- Born: October 3, 1899 Copenhagen, Denmark
- Died: August 1, 1986 (aged 86) Encinitas, California

= Paul Detlefsen =

American painter (1899–1986)

Paul Detlefsen (October 3, 1899 – August 1, 1986) was a Danish-born American commercial artist of the mid to late 20th century, associated with the "Hollywood scene". He is known for his realistic depictions of serene, nostalgic scenes; his works were reproduced in a popular line of calendars and other prints.

==Biography==
Paul Detlefsen was born in Copenhagen, Denmark. He was the son of a medical doctor. He studied at the School of the Art Institute of Chicago before moving to Hollywood to build his reputation as a cartoonist.

Failing to establish himself as an animator, he produced backdrops for films.
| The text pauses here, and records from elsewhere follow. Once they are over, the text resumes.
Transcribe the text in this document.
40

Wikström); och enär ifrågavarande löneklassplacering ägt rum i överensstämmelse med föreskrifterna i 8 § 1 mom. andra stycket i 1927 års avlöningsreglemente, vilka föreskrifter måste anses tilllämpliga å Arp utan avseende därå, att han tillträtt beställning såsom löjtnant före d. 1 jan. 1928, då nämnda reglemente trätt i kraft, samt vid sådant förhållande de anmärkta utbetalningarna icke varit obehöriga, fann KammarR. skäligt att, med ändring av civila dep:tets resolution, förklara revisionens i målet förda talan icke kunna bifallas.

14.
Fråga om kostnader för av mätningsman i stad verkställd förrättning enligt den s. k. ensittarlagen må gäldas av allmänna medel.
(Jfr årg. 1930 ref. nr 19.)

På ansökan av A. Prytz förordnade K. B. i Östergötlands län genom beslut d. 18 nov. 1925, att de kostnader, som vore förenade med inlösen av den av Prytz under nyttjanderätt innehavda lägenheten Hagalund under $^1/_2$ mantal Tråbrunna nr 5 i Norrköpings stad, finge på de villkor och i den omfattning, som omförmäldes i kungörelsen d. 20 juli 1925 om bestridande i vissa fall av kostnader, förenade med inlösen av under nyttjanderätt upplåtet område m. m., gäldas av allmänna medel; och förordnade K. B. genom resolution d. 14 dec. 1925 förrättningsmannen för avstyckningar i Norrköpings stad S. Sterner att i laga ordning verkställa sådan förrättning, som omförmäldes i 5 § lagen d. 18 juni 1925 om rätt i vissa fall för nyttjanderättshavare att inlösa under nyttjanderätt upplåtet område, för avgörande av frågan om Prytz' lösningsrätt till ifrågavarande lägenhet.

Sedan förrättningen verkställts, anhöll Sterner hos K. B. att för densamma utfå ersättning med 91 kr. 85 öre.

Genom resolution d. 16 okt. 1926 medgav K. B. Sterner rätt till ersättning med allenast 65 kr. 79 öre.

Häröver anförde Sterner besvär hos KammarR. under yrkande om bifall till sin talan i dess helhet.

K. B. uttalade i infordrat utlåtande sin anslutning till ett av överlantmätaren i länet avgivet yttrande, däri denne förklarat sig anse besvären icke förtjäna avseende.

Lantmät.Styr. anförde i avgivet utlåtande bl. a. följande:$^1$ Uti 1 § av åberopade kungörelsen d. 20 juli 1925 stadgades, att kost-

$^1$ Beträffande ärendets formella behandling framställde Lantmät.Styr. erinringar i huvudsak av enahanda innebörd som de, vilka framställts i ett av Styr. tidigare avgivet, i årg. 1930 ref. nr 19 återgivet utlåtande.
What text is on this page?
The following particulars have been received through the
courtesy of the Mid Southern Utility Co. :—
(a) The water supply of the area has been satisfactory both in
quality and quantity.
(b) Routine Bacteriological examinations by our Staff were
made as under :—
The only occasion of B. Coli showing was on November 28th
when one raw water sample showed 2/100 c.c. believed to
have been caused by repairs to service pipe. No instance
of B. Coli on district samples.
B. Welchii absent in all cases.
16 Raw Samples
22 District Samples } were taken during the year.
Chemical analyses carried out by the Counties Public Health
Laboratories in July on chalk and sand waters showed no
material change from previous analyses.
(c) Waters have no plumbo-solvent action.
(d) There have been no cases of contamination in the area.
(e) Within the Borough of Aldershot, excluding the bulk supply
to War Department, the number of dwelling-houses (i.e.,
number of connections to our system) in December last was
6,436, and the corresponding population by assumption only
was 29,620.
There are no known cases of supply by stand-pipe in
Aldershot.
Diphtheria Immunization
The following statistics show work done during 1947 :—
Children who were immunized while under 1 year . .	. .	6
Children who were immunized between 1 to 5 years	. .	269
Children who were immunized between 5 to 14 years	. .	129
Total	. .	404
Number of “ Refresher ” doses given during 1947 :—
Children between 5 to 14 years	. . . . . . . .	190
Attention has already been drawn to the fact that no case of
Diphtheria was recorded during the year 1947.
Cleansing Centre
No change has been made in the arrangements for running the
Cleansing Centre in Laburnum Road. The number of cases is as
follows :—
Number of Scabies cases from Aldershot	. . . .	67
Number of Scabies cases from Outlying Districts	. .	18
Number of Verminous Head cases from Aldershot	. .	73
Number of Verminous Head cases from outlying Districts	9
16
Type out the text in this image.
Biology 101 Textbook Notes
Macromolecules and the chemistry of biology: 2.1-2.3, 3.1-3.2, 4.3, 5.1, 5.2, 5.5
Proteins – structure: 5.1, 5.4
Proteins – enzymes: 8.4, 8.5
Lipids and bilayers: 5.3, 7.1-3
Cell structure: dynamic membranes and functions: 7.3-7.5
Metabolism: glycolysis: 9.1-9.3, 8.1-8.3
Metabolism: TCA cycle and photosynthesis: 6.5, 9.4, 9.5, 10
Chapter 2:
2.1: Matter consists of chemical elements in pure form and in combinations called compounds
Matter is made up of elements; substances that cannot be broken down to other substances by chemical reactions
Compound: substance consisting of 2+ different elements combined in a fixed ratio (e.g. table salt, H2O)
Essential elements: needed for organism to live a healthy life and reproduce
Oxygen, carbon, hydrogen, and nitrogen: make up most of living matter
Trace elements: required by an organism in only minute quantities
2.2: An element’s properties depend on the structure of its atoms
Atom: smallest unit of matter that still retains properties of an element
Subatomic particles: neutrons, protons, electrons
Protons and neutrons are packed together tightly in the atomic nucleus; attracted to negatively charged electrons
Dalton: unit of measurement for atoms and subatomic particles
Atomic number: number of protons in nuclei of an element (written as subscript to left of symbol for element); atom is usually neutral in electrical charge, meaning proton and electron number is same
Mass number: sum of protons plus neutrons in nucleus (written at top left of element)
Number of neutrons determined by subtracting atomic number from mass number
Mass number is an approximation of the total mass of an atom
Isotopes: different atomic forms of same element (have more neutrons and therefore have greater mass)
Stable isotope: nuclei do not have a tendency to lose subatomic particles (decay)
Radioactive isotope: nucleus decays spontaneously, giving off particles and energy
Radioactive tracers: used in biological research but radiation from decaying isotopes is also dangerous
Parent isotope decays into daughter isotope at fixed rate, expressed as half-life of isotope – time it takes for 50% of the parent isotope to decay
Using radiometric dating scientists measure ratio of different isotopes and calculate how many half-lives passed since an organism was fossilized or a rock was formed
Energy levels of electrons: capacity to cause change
In the 1920s, he worked under Ferdinand Earle, father of animator Eyvind Earle, on a "motion painting" adaptation of Faust in which Mary Pickford was slated to star. He was nominated at the 17th Academy Awards, along with coworkers John Crouse and Nathan Levinson, for their work on the 1944 film The Adventures of Mark Twain.

Although he spent twenty years at Warner Brothers Studios, eventually rising to lead the art department that created matte backdrops, the only other films for which Detlefsen is credited are The Horn Blows at Midnight (1945), Escape in the Desert (1945), and Shadow of a Woman (1946).

Detlefsen then shifted to a career in calendar artwork. His art was lithographed into calendars, reproductions, playing cards, jigsaw puzzles, table mat, and even four-foot-wide wall murals. His first calendar, published in 1951, was "The Good Old Days", which focused on landscape art. In 1969, UPI estimated that eighty percent of all Americans had seen his work.

In 1964, Paul and his wife Shelly moved to Encinitas, California, where Paul continued painting into the last few months of his life.